At one point in his life, Roger Craig Smith knew nothing about wedding dresses. Now, after seven years doing voiceover narration for TLC’s “Say Yes to the Dress”? Just test him.
“A-line, ball gown, fit and flare,” Smith says triumphantly, rattling off various gown descriptors. He can also tell you all about crinoline and tulle, if you like.
Unlike you dudes who have to make up an excuse when someone walks in on you watching a “Say Yes to the Dress” marathon, when Smith’s girlfriend catches him in the act, he has a legitimate excuse. Since the incredibly popular wedding dress shopping series began in 2007, Smith has narrated every episode of the show (amounting to hundreds) and all of its spin-offs. “Say Yes to the Dress: Atlanta” wraps up its seventh season on Friday.
For the uninitiated, “Say Yes to the Dress” is based at Kleinfeld’s Bridal in New York. Each episode follows several brides as they come in searching for their perfect gown and the dress experts who help them. At the end of the half-hour, the women are asked: “Do you want to say yes to the dress?” Most of them do — hugs and tears all around. It’s simple, but it works. The original show consistently earns great ratings for TLC and is rolling into its 12th season this year.
Meanwhile, Smith’s role is the unseen voice guiding the show. His voice pops up to say things like “Jenny pulls a satin ballgown to get a sense of the bride’s style” and “Melissa’s sexy lace gown is an unexpected hit.” Though the narration seamlessly blends in to the point where you almost don’t even notice it’s happening, it’s an integral part of the show, as it amps up the drama and provides transitions between scenes.
What makes the whole thing even more surreal to Smith, 38, is that he’s also the voice behind many cartoons and video games, including “Resident Evil,” “Assassin’s Creed,” “Avengers Assemble” and more. The contrast makes for pretty entertaining days on the job. One minute, he’s in the studio narrating a show that wonders if a gown has too many crystals or if a bride should go with a diamond tiara; the next, he’s voicing video game characters that are trying not to get attacked by zombies.
“It’s been an interesting journey for me,” Smith laughs. But it’s actually great to have so much variety in the voiceover world. After all, he can have fans at gaming conventions and bridal shows. How many people can say that?
While he didn’t know much about “Say Yes to the Dress” going in, he’s found it a fascinating topic. Before he started, his thoughts about wedding gowns were essentially, “Aren’t they all just big poofy white dresses?” However, through his behind-the-scenes role, he’s learned a lot about the intensive process and everything that goes into picking the perfect dress. Not only is it a pricey investment, but it it can be a deeply personal decision.

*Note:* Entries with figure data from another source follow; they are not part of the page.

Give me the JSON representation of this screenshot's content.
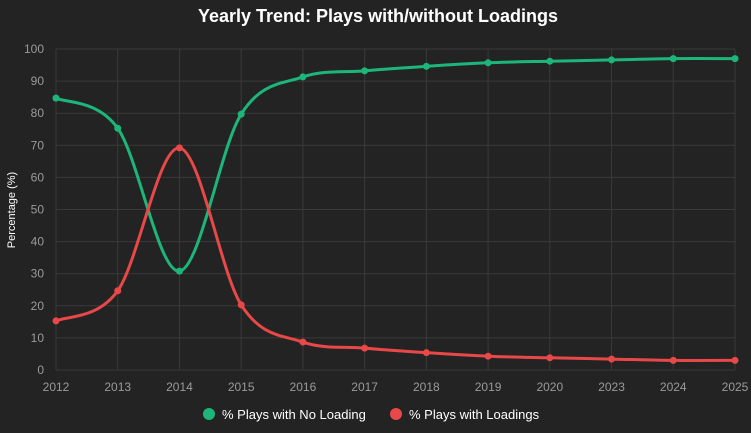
{
  "chart_data": {
    "type": "line",
    "title": "Yearly Trend: Plays with/without Loadings",
    "xlabel": "",
    "ylabel": "Percentage (%)",
    "categories": [
      "2012",
      "2013",
      "2014",
      "2015",
      "2016",
      "2017",
      "2018",
      "2019",
      "2020",
      "2023",
      "2024",
      "2025"
    ],
    "ylim": [
      0,
      100
    ],
    "yticks": [
      0,
      10,
      20,
      30,
      40,
      50,
      60,
      70,
      80,
      90,
      100
    ],
    "grid": true,
    "legend_position": "bottom",
    "series": [
      {
        "name": "% Plays with No Loading",
        "color": "#1db67a",
        "values": [
          84.7,
          75.3,
          30.8,
          79.7,
          91.3,
          93.2,
          94.6,
          95.7,
          96.2,
          96.6,
          97.0,
          97.0
        ]
      },
      {
        "name": "% Plays with Loadings",
        "color": "#e84848",
        "values": [
          15.3,
          24.7,
          69.2,
          20.3,
          8.7,
          6.8,
          5.4,
          4.3,
          3.8,
          3.4,
          3.0,
          3.0
        ]
      }
    ]
  },
  "colors": {
    "background": "#232323",
    "grid": "#3a3a3a",
    "tick_text": "#9a9a9a",
    "title_text": "#ffffff"
  }
}
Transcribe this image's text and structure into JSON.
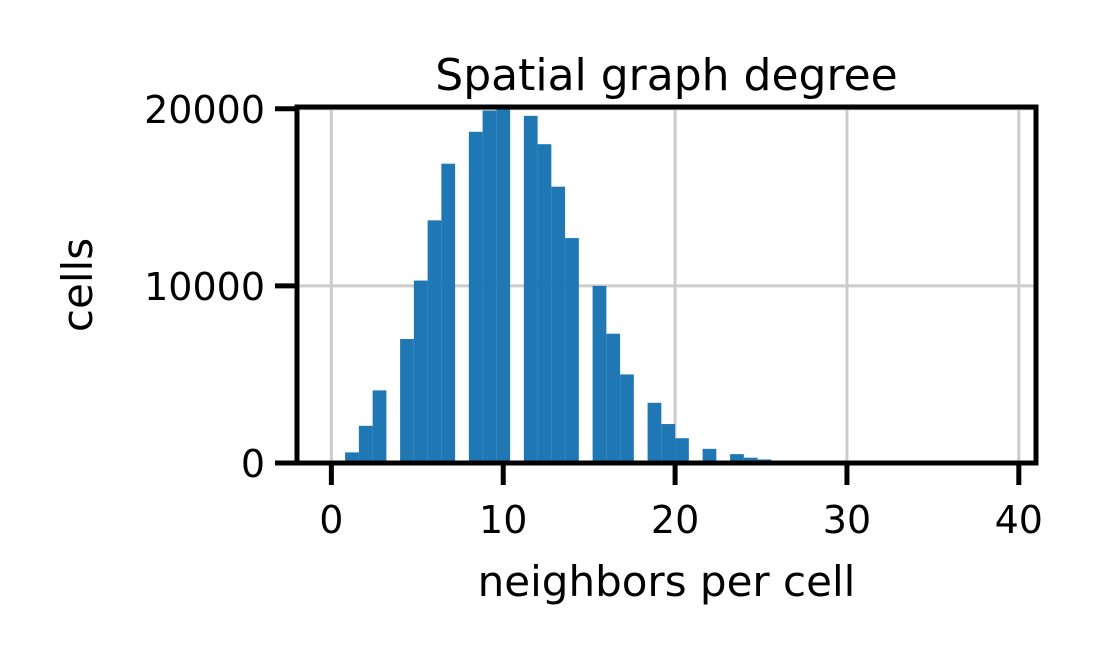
{
  "chart_data": {
    "type": "bar",
    "title": "Spatial graph degree",
    "xlabel": "neighbors per cell",
    "ylabel": "cells",
    "bin_edges_start": 0,
    "bin_width": 0.8,
    "bin_count": 50,
    "counts": [
      0,
      600,
      2100,
      4100,
      0,
      7000,
      10300,
      13700,
      16900,
      0,
      18700,
      19900,
      20200,
      0,
      19600,
      18000,
      15600,
      12700,
      0,
      10000,
      7300,
      5000,
      0,
      3400,
      2200,
      1400,
      0,
      800,
      0,
      500,
      300,
      200,
      0,
      100,
      50,
      30,
      0,
      20,
      10,
      5,
      0,
      0,
      0,
      0,
      0,
      0,
      0,
      0,
      0,
      0
    ],
    "xlim": [
      -2,
      41
    ],
    "ylim": [
      0,
      20100
    ],
    "xticks": [
      0,
      10,
      20,
      30,
      40
    ],
    "xtick_labels": [
      "0",
      "10",
      "20",
      "30",
      "40"
    ],
    "yticks": [
      0,
      10000,
      20000
    ],
    "ytick_labels": [
      "0",
      "10000",
      "20000"
    ],
    "grid": true,
    "bar_color": "#1f77b4"
  }
}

“Truly at the heart of it is what this moment represents for women,” Smith says about why the show’s been such a success. The many emotional stories that come out of dress shopping often surprise him. “You’re celebrating what is arguably an occasion for one of life’s biggest moments.”
The strange part is that Smith doesn’t even see the scenes he’s narrating. When he receives the scripts, he works from his home studio in Southern California, and gets on the phone with a producer who gives him some context as he reads each line. For example, for a bride worried about pleasing her entourage of friends and family with a certain dress, a producer would give him more details about the situation before Smith says: “The avant-garde ball gown needs to get the thumbs up from the Greek chorus out in the salon.”
Even for something innocuous, it always helps hit the notes properly if he knows about the scene. Plus, when he’s reading a line about Grandma not being there, it helps to know if it’s simply because she can’t find parking or…something more depressing.
While Smith never expected “Say Yes to the Dress” to go on this long, he’s not surprised that people keep watching — it’s easy to get addicted to TLC’s frequent marathons, either for gawking or genuine interest. (Though some of Smith’s male friends say they’ve only caught a few minutes of the show while their wives watch, they seem to know quite a few details about dress designers.)
So with all of Smith’s knowledge, does that mean brides-to-be should be lining up to take this under-the-radar expert shopping for their wedding gowns?
“Oh, gosh, no,” Smith said. While he can reel off wedding dress facts with the best of them, that doesn’t mean his skills translate to real life. “The first thing I would say is run for the hills — you would wind up in a burlap sack.”